Foi preciso um pouco de esforço para Tremonti romper a aura da fúria de sua mente e dar-se conta de que seu sogro estava o ameaçando. Em três passos, lançou as palmas contra o tampo da mesa, sentindo o frasco fazer sua mão gritar de dor novamente. O vidro estava trincado.

― Betina é minha esposa, não há como você tirá-la de mim!

― Betina é minha filha antes de ser sua esposa! ― Leônidas retrucou, pela primeira vez demonstrando alguma emoção por trás do cansaço dos olhos azuis. Podia ser tão fatal quanto Saul e sua fúria tempestiva. ― Eu deixei que a levasse por acreditar que você veria a verdade em algum momento, mas agora percebo que subestimei sua tolice.

― Tolice maior foi a sua, de deixar a própria filha se casar com um homem que você sabia ter se envolvido em um feitiço necromante. Você sabia para onde estava deixando que ela fosse ― ele grunhiu sua fúria na face do sogro, uma face pálida misturada à exaustão. ― Betina é minha esposa e você não tem mais direito nenhum sobre ela.

― Eu tenho capacidade suficiente para arruiná-lo, Saul. Você estará morto se alguém fora daqui souber e Isabella também. Alguém terminará isso por você se você não o fizer. ― Tremonti foi avançando as mãos pelas laterais da mesa, seus instintos desejando levá-las para cima do sogro. A razão quase perdia a luta pelo controle. ― Eu acreditava que você merecia ter uma mulher que amasse quando descobrisse a verdade, mas minha falha foi acreditar que você podia ser como eu.

― Sua falha foi ter misericórdia por quem não merecia. ― Saul deixou as mãos soltarem as bordas polidas da madeira e se fecharem no ar sob a mesa. ― Você sabia quem eu era e mesmo assim a entregou para mim.

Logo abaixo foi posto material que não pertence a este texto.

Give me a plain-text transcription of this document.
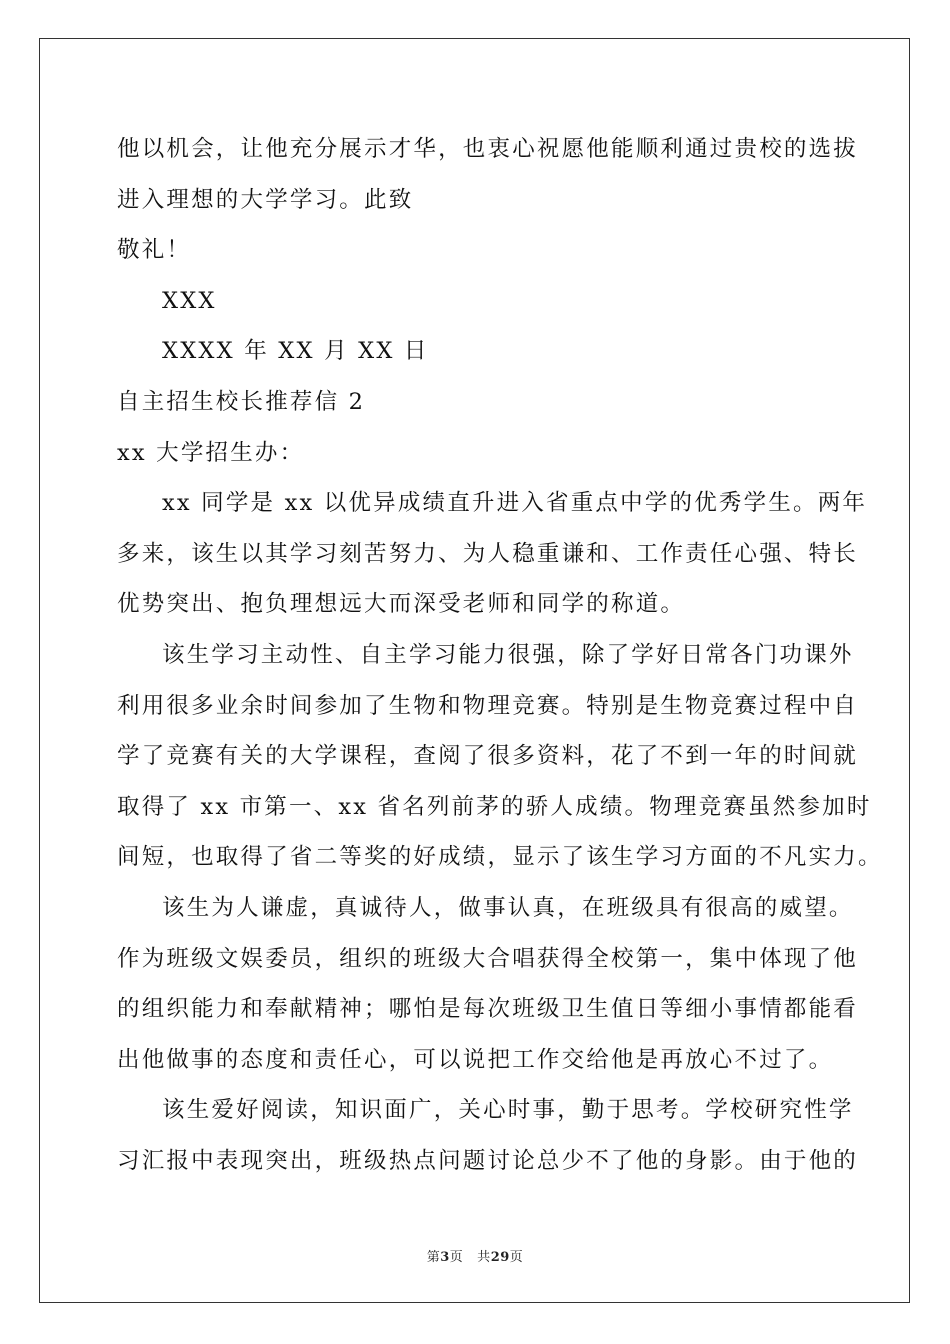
他以机会，让他充分展示才华，也衷心祝愿他能顺利通过贵校的选拔
进入理想的大学学习。此致
敬礼！
XXX
XXXX 年 XX 月 XX 日
自主招生校长推荐信 2
xx 大学招生办：
xx 同学是 xx 以优异成绩直升进入省重点中学的优秀学生。两年
多来，该生以其学习刻苦努力、为人稳重谦和、工作责任心强、特长
优势突出、抱负理想远大而深受老师和同学的称道。
该生学习主动性、自主学习能力很强，除了学好日常各门功课外
利用很多业余时间参加了生物和物理竞赛。特别是生物竞赛过程中自
学了竞赛有关的大学课程，查阅了很多资料，花了不到一年的时间就
取得了 xx 市第一、xx 省名列前茅的骄人成绩。物理竞赛虽然参加时
间短，也取得了省二等奖的好成绩，显示了该生学习方面的不凡实力。
该生为人谦虚，真诚待人，做事认真，在班级具有很高的威望。
作为班级文娱委员，组织的班级大合唱获得全校第一，集中体现了他
的组织能力和奉献精神；哪怕是每次班级卫生值日等细小事情都能看
出他做事的态度和责任心，可以说把工作交给他是再放心不过了。
该生爱好阅读，知识面广，关心时事，勤于思考。学校研究性学
习汇报中表现突出，班级热点问题讨论总少不了他的身影。由于他的
第3页 共29页
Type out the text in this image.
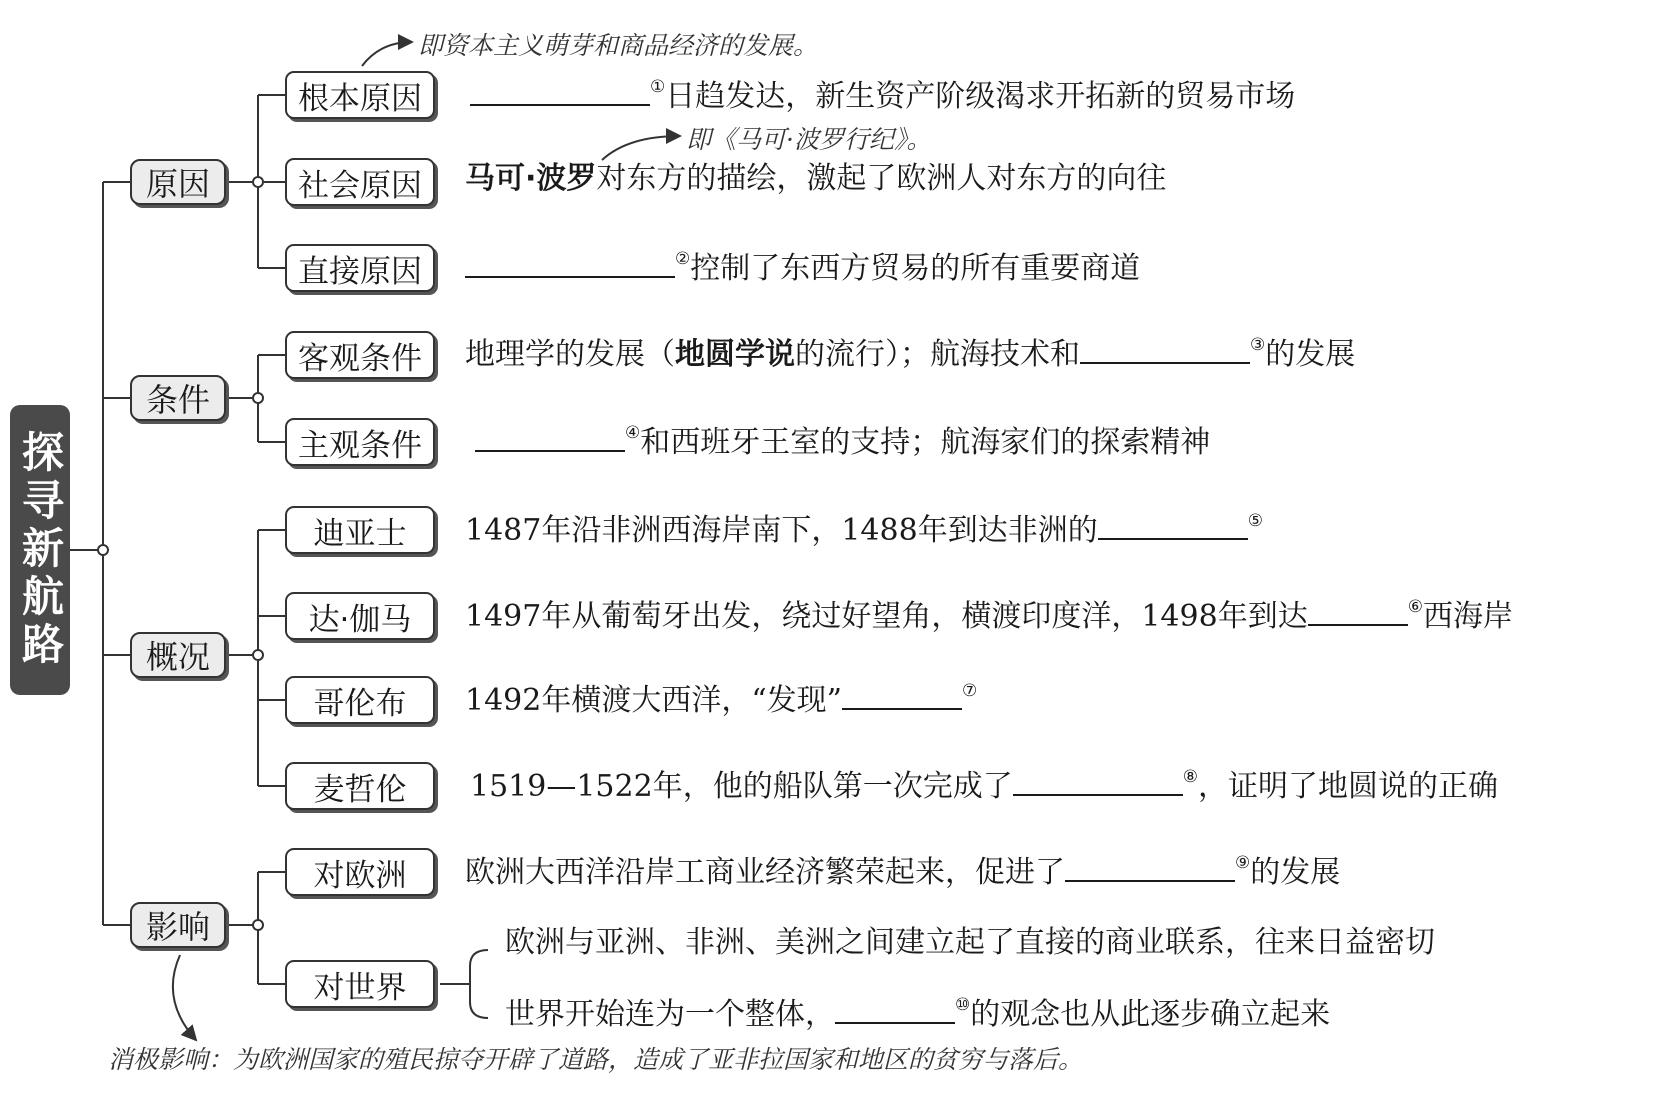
探寻新航路
原因
条件
概况
影响
根本原因
社会原因
直接原因
客观条件
主观条件
迪亚士
达·伽马
哥伦布
麦哲伦
对欧洲
对世界
即资本主义萌芽和商品经济的发展。
即《马可·波罗行纪》。
消极影响：为欧洲国家的殖民掠夺开辟了道路，造成了亚非拉国家和地区的贫穷与落后。
①日趋发达，新生资产阶级渴求开拓新的贸易市场
马可·波罗对东方的描绘，激起了欧洲人对东方的向往
②控制了东西方贸易的所有重要商道
地理学的发展（地圆学说的流行）；航海技术和	③的发展
④和西班牙王室的支持；航海家们的探索精神
1487年沿非洲西海岸南下，1488年到达非洲的	⑤
1497年从葡萄牙出发，绕过好望角，横渡印度洋，1498年到达	⑥西海岸
1492年横渡大西洋，“发现”	⑦
1519—1522年，他的船队第一次完成了	⑧，证明了地圆说的正确
欧洲大西洋沿岸工商业经济繁荣起来，促进了	⑨的发展
欧洲与亚洲、非洲、美洲之间建立起了直接的商业联系，往来日益密切
世界开始连为一个整体，	⑩的观念也从此逐步确立起来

A fúria glacial nos olhos de Leônidas abrandou como um fogo disperso por uma rajada de vento. Por trás daquele homem que escondia tantos segredos quanto ele restava apenas cansaço. A Sombra cobrava seu preço de cada um ao seu modo. Estivesse direta ou indiretamente envolvido com Ela, ninguém era poupado. 

E não podia negar que, bem lá no fundo, tinha uma vontade de saber que acordo seu sogro fizera com Ela para chegar àquele ponto. Ele o entendia. Por algum motivo, em todos aqueles anos, Leônidas fora o único homem que parecia entendê-lo.

― Volte para Mempolis e acabe com isso de uma vez ― o mestre de poções finalizou, enchendo outra vez o copo com os dedos magros e trêmulos. Mesmo com o conteúdo da garrafa quase na metade, ele parecia perfeitamente senhor de si. Consciente até demais do que estava falando. ― Acabe com o que você e seus irmãos começaram, ou providenciarei para que alguém faça isso no seu lugar.

Salazarte tampou a garrafa, o barulho do vidro ocupando o silêncio da sala carregada. Saul fitou-o uma última vez, transbordando sua fúria e encontrando nada além de exaustão e tristeza. Ou pior: pena. A pena que sabia sempre estar cravada naquele olhar de Leônidas.

Ele não precisava da pena dele. Do que de fato precisava o bruxo à sua frente não fora capaz de lhe dar, portanto, não havia mais nada que fosse querer dele.

Sem despedidas, Saul deu-lhe as costas e abriu a porta, puxando-a com força e sobressaltando um homem que estava encostado em uma parede do lado de fora, como se aguardasse para entrar.

Os dois se encararam por um instante e, pedindo para que mantivesse a porta aberta, o outro passou para ocupar o espaço que antes fora dele naquela sala com Leônidas. O sujeito era tão alto quanto o próprio Saul e o topo da cabeça quase alcançava o umbral da porta.

― Não bastasse esconder segredinhos dos filhos, agora está ameaçando o próprio genro, Leônidas? Que família! ― ele gargalhou e em seguida a porta bateu.

Tremonti pouco se importou em ouvir a continuação do diálogo, os próprios problemas mais importantes do que as intrigas dos Salazarte.

Rumou em direção à saída, tentando ignorar aquelas paredes que o trouxeram àquele ponto. Num momento de sua vida em que ainda tinha esperanças de que a Sombra poderia ajudá-lo de alguma forma. No lugar da ajuda, Ela apenas lhe apresentara mais sofrimento. E trouxera mais uma pobre alma para sofrer junto dele.

No fundo, sabia que, mesmo que Isabella estivesse morta novamente, Ela nunca o deixaria em paz.